Teaching

Cornell

  • Instructor, Engineering Applications of Operations Research (ENGRI 1101, Fall 2019): I’ll be teaching ENGRI 1101 again this fall!  Here is the draft syllabus.
  • Instructor, ORIE Project (ORIE 4999, Spring 2019): Over the semester, we’ll be writing a mini-textbook on the decision sciences for several hundred inmates in NY State Prisons.  This project-based course meets the technical communication requirement  through Writing Intensive Opportunity: Practicum in Technical Writing (ENGRC 3023).
  • Instructor, Engineering Applications of Operations Research (ENGRI 1101, Fall 2018): I taught the ORIE department’s 88-student introductory course for first-year engineering students.  I added material on social networks, social choice, racial gerrymandering, and statistics (linear regression and ecological inference), and emphasized real-world applications.  My overall instructor rating was a 4.80, compared to a 3.67 average within ORIE. For more information, see my syllabus.
  • Teaching Assistant, Topics in Linear Optimization (ORIE 5311, Spring 2017, First Half-Semester): Gave weekly lectures to Master’s level students introducing integer programming.
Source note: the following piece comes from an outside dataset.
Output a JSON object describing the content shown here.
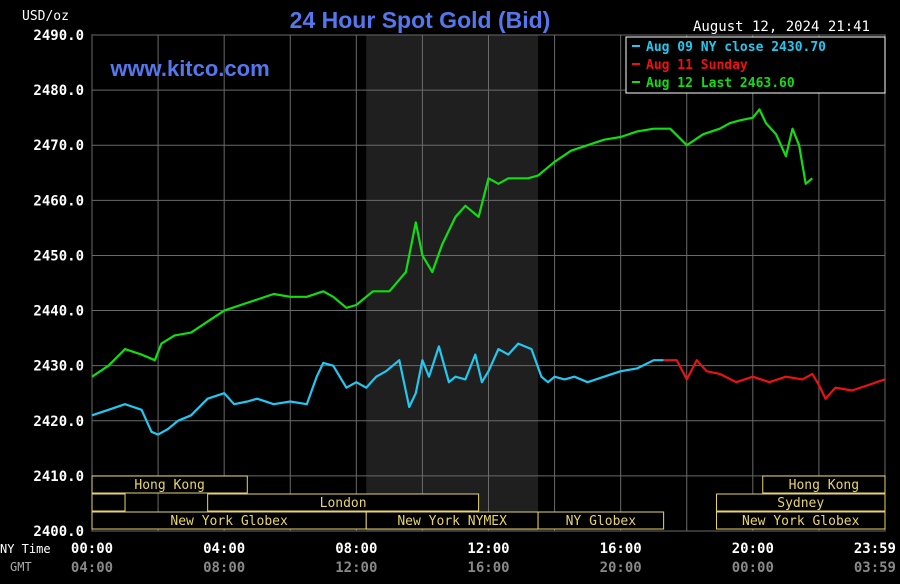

I earned an average overall quality rating of 5/5.
  • Co-organizer and Moderator, Mathematical Techniques for Optimization Reading Course (ORIE 7390, Fall 2017): With Madeleine UdellDavid Shmoys, and Sid Banerjee, I organized and moderated a reading class on mathematical techniques for optimization; see the syllabus.

Canada/USA Mathcamp

During the summers of 2015-2017, I taught several week-long courses at the Canada/USA Mathcamp.  It’s a teachers paradise: wonderful, motivated students, colleagues who love to bounce teaching ideas, and the opportunity to teach basically whatever content — and in whatever style — you’re excited about.  Some of my favorite courses include:

  • Statistical Modeling: an intensive course illustrating the statistical modelling process through the general linear model.  Students got a taste of statistical theory during lectures and learned R to analyze data during labs.
  • Not Your Grandparents’ Algorithms Class: an algorithms class for pure mathematicians.  This course motivated and discussed theory pertinent to mathematically beautiful algorithms, including the ellipsoid algorithm, branch and bound, and multiplicative weights.
  • The Traveling Salesman Problem: Recent Breakthroughs: In five days, we built up the optimization background to motivate and work through the technical details from this recent paper.
  • A Crash Course in Axiomatic Probability: a fun course building probability from nitty-gritty axiomatic results through the Weak Law of Large Numbers.
  • Turing and His Work: a seminar where we “got to know” Alan Turing by reading his work, including his work on the Turing test, chess, and Turing machines.
  • The Development of Probability: a course exploring how and why probability developed during the 17th century.  We discussed some of the earliest tools, limit theorems, and applications of probability.